L’observation même est plus difficile et plus compliquée qu’autrefois. Il ne s’agit plus de surprendre les secrets d’une cour et de connaître les ressorts assez simples qui font mouvoir un petit nombre d’hommes. Aujourd’hui, le premier rôle appartient aux peuples : il faut donc pénétrer leur tempérament, leurs aspirations, leurs forces ; et ce n’est pas trop, pour cela, de vivre au milieu d’eux, de respirer le même air et d’entrer, pour ainsi dire, dans leur âme. Une diplomatie qui ne recueillerait que des paroles officielles et se tiendrait à l’écart des nations, une diplomatie endormie dans l’existence décorative de ses palais somptueux, ressemblerait à une machine pneumatique qui fait le vide autour d’elle. Jadis on comparait l’Europe, à un échiquier, les politiques à des joueurs penchés sur un problème. Mais supposez que, tout à coup, l’échiquier s’anime, que les tours se mettent d’elles-mêmes en branle, que les cavaliers commencent à sautiller de-ci de-là, en déconcertant les calculs par leurs bonds imprévus : ne faudrait-il pas changer toutes les règles et savoir un peu quelle sorte d’âme agite cette tour rebelle et ce cavalier peu docile ?

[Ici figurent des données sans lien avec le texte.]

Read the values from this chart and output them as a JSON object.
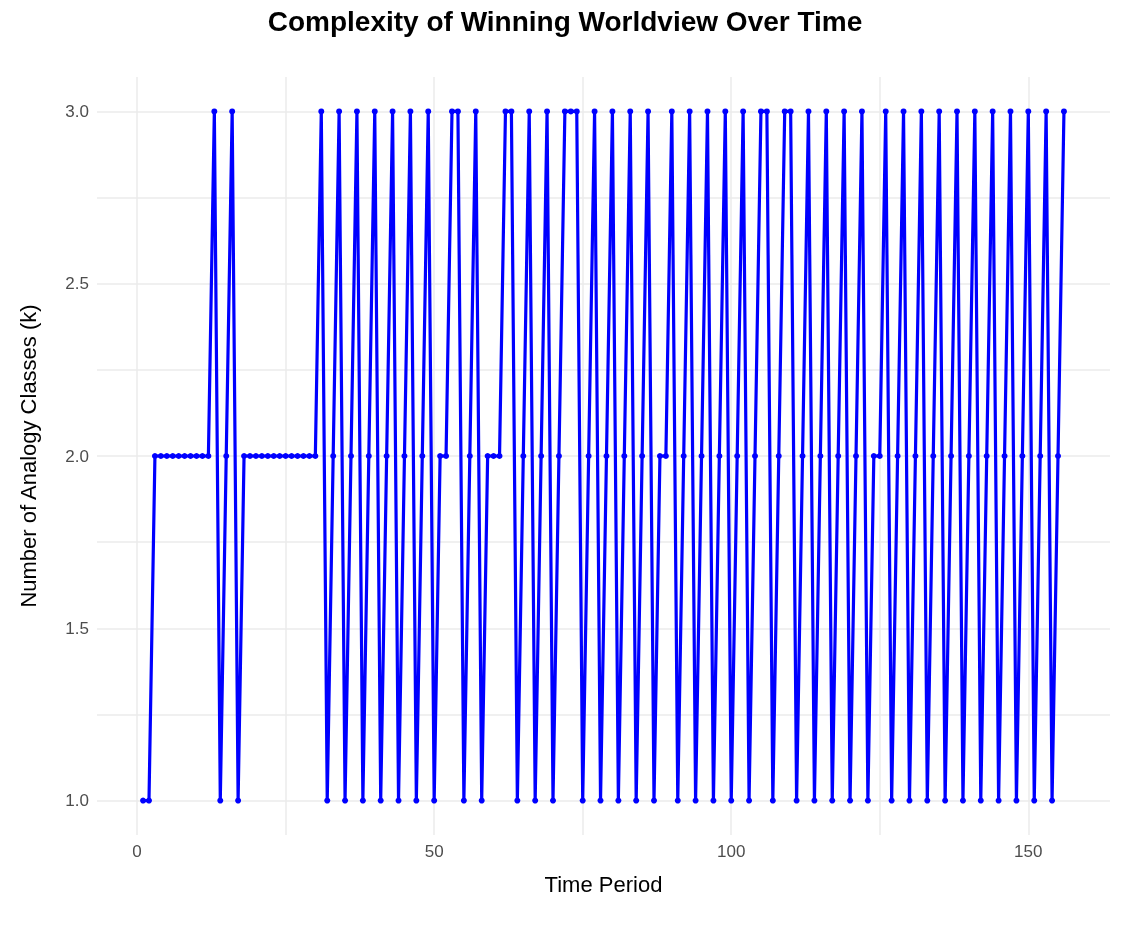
{
  "chart_data": {
    "type": "line",
    "title": "Complexity of Winning Worldview Over Time",
    "xlabel": "Time Period",
    "ylabel": "Number of Analogy Classes (k)",
    "x": [
      1,
      2,
      3,
      4,
      5,
      6,
      7,
      8,
      9,
      10,
      11,
      12,
      13,
      14,
      15,
      16,
      17,
      18,
      19,
      20,
      21,
      22,
      23,
      24,
      25,
      26,
      27,
      28,
      29,
      30,
      31,
      32,
      33,
      34,
      35,
      36,
      37,
      38,
      39,
      40,
      41,
      42,
      43,
      44,
      45,
      46,
      47,
      48,
      49,
      50,
      51,
      52,
      53,
      54,
      55,
      56,
      57,
      58,
      59,
      60,
      61,
      62,
      63,
      64,
      65,
      66,
      67,
      68,
      69,
      70,
      71,
      72,
      73,
      74,
      75,
      76,
      77,
      78,
      79,
      80,
      81,
      82,
      83,
      84,
      85,
      86,
      87,
      88,
      89,
      90,
      91,
      92,
      93,
      94,
      95,
      96,
      97,
      98,
      99,
      100,
      101,
      102,
      103,
      104,
      105,
      106,
      107,
      108,
      109,
      110,
      111,
      112,
      113,
      114,
      115,
      116,
      117,
      118,
      119,
      120,
      121,
      122,
      123,
      124,
      125,
      126,
      127,
      128,
      129,
      130,
      131,
      132,
      133,
      134,
      135,
      136,
      137,
      138,
      139,
      140,
      141,
      142,
      143,
      144,
      145,
      146,
      147,
      148,
      149,
      150,
      151,
      152,
      153,
      154,
      155,
      156
    ],
    "series": [
      {
        "color": "#0000ff",
        "values": [
          1,
          1,
          2,
          2,
          2,
          2,
          2,
          2,
          2,
          2,
          2,
          2,
          3,
          1,
          2,
          3,
          1,
          2,
          2,
          2,
          2,
          2,
          2,
          2,
          2,
          2,
          2,
          2,
          2,
          2,
          3,
          1,
          2,
          3,
          1,
          2,
          3,
          1,
          2,
          3,
          1,
          2,
          3,
          1,
          2,
          3,
          1,
          2,
          3,
          1,
          2,
          2,
          3,
          3,
          1,
          2,
          3,
          1,
          2,
          2,
          2,
          3,
          3,
          1,
          2,
          3,
          1,
          2,
          3,
          1,
          2,
          3,
          3,
          3,
          1,
          2,
          3,
          1,
          2,
          3,
          1,
          2,
          3,
          1,
          2,
          3,
          1,
          2,
          2,
          3,
          1,
          2,
          3,
          1,
          2,
          3,
          1,
          2,
          3,
          1,
          2,
          3,
          1,
          2,
          3,
          3,
          1,
          2,
          3,
          3,
          1,
          2,
          3,
          1,
          2,
          3,
          1,
          2,
          3,
          1,
          2,
          3,
          1,
          2,
          2,
          3,
          1,
          2,
          3,
          1,
          2,
          3,
          1,
          2,
          3,
          1,
          2,
          3,
          1,
          2,
          3,
          1,
          2,
          3,
          1,
          2,
          3,
          1,
          2,
          3,
          1,
          2,
          3,
          1,
          2,
          3
        ]
      }
    ],
    "xlim": [
      -6.75,
      163.75
    ],
    "xticks": [
      0,
      {
        "value": 25,
        "label": null
      },
      50,
      {
        "value": 75,
        "label": null
      },
      100,
      {
        "value": 125,
        "label": null
      },
      150
    ],
    "ylim": [
      0.9,
      3.1
    ],
    "yticks": [
      {
        "value": 1,
        "label": "1.0"
      },
      {
        "value": 1.25,
        "label": null
      },
      {
        "value": 1.5,
        "label": "1.5"
      },
      {
        "value": 1.75,
        "label": null
      },
      {
        "value": 2,
        "label": "2.0"
      },
      {
        "value": 2.25,
        "label": null
      },
      {
        "value": 2.5,
        "label": "2.5"
      },
      {
        "value": 2.75,
        "label": null
      },
      {
        "value": 3,
        "label": "3.0"
      }
    ],
    "grid": true,
    "marker": "circle",
    "line_style": "solid"
  }
}
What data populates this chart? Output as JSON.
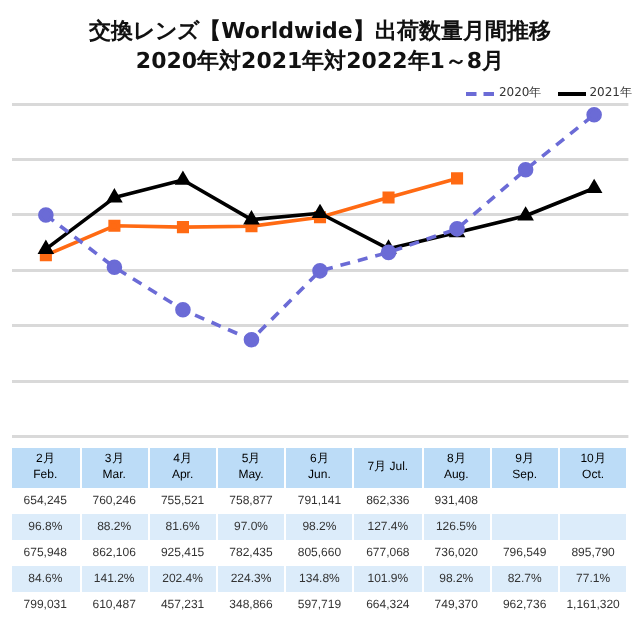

Il ne suffit pas qu’un gouvernement ait de bons yeux : il lui faut encore une tête solide, c’est-à-dire, un peu de stabilité. S’il est vrai que la politique extérieure ne soit que le mariage d’un jeune sentiment national avec une vieille raison d’Etat, n’est-il pas manifeste que ce sentiment ne saurait se passer de guides et cette tradition de gardiens ? Supposez l’opinion publique aussi éclairée que vous voudrez : encore ne peut-elle donner que l’impulsion générale de la politique. Elle est l’arbre de couche qui met toute la machine en branle : cela ne dispense ni des rouages délicats qui transforment ce mouvement, ni du mécanicien qui le surveille, ni du pilote qui le dirige. Notre erreur, en France, est de croire que le gouvernement de l’opinion suffit à tout : de là cette mobilité dans le pouvoir qui est aujourd’hui notre vice capital. Qu’on parcoure la liste des ministres des affaires étrangères à partir du 1er janvier 1589, c’est-à-dire depuis la création des quatre charges de secrétaires d’Etat par le roi Henri III[1] : jusqu’à la Révolution, c’est-à-dire en deux cents ans, on compte seulement 20 titulaires de ce département, ce qui fait, en moyenne, un ministre pour sept ou huit ans. Dans les cent ans qui nous séparent de la révolution

  1. Cette liste se trouve dans l’Annuaire diplomatique de 1893, à la page 333.